NMC’s stand a blow to parents’ hope of admitting wards in India

The government ruling out the possibility of admitting them in the medical colleges here, citing that there’s no permission yet from the National Medical Commission has come as a serious blow to the confidence of students and parents.
Representative Image
Representative Image

MADURAI: Parents of students, who pursued medicine and returned to Tamil Nadu in the middle of their courses from war-ravaged Ukraine, face high degree of uncertainty as they find it challenging to make education provisions in India.

The government ruling out the possibility of admitting them in the medical colleges here, citing that there’s no permission yet from the National Medical Commission has come as a serious blow to the confidence of students and parents.

A dejected parent, whose daughter, a third year MBBS student at Karazin Kharkiv National University in Ukraine, said his family instead of wasting time is looking for some foreign universities to keep alive her hope of becoming a doctor.

Further, the parent, who did not want to reveal his identity, said he relied much on the government on making special provisions to help continue their professional courses. But, as of now, there seems to be no other option, except to take his daughter abroad for completion of studies.

“When my daughter returned at the fag-end of her third academic year, she took online exams to complete half of the six-year MBBS course. But, did not want go further online as it will not keep classes lively and refresh her skills,” he said.

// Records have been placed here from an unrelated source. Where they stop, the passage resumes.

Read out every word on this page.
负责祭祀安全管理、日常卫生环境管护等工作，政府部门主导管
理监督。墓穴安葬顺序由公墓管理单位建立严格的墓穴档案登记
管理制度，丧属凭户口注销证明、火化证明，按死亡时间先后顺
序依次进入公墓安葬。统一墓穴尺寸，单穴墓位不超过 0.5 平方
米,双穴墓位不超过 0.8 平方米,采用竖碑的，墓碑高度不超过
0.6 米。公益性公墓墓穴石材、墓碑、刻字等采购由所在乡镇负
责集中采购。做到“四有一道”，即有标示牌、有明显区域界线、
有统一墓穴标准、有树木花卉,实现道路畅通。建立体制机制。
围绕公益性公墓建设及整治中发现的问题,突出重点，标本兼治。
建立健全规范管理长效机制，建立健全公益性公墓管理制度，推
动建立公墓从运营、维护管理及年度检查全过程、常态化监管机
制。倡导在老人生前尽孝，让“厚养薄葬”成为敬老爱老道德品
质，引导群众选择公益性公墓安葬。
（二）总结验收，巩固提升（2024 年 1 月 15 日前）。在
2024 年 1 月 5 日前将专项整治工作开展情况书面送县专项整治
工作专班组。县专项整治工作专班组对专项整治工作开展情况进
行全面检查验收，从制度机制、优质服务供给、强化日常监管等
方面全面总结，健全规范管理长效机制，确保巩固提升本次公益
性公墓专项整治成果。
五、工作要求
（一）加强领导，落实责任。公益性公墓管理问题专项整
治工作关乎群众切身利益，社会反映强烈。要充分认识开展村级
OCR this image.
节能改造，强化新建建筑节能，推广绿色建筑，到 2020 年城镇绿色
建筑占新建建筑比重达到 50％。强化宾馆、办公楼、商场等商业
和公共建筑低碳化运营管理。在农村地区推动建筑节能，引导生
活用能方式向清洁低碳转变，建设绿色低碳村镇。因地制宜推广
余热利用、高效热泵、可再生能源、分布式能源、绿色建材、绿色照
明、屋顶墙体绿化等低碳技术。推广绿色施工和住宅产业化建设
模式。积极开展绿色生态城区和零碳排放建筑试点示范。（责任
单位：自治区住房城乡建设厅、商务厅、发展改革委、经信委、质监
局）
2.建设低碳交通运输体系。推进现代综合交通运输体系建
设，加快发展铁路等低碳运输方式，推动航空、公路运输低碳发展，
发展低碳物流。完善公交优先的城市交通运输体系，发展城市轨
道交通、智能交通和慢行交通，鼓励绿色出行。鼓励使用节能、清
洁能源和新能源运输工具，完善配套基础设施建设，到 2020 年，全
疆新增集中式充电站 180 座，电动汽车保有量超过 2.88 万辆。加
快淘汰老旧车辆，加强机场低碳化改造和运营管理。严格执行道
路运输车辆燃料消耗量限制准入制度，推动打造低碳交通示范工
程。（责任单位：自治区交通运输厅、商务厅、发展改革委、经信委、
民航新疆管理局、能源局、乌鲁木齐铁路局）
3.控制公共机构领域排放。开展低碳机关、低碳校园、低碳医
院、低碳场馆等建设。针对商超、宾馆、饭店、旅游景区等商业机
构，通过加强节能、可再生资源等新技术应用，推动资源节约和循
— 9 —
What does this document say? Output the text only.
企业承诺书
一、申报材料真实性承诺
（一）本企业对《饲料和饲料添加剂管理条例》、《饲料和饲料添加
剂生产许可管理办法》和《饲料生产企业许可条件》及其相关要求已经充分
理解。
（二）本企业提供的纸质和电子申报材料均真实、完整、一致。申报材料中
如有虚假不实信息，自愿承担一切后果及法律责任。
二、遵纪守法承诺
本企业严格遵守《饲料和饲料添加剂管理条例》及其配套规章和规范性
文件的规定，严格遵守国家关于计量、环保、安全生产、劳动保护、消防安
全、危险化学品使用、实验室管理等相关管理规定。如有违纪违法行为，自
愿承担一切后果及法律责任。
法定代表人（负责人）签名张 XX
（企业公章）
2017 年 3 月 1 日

Their dreams of studying medicine in reputed universities recognised by the government in foreign country failed as they could hardly continue their professional education after return, parents told DT Next.

As for K Rajmohan from Kodaikanal, whose daughter, a returnee from National Medical University, Ukraine, was just about two months short of completing her course, managed to finish it through online. She’s undergoing training in Hyderabad to excel in Foreign Medical Graduate Examination (FMGE).

Delay in getting Provisional Eligibility Certificate in TN

But, on the other side, his elder daughter, who despite passing FMGE after completing her MBBS in 2021 from the same university in Ukraine, could not do compulsory rotating medical internship as she’s one of the seven fellow-students in Tamil Nadu still unable to get Provisional Eligibility Certificate (PEC) from Tamil Nadu Medical Council.

While several others from Delhi, Karnataka, Jharkhand and Odisha even after completing medical courses in Ukraine managed to obtain PECs from their medical councils of their states in India, the fate of students in Tamil Nadu is at stake as the wait for the certificate is not over yet.

To ensure provision of PEC at the earliest and for their bright future, the Foreign Medical Graduates Parents Association, Tamil Nadu Chapter, took the issue to the Minister for Health and Family Welfare, Ma Subramanian, he said.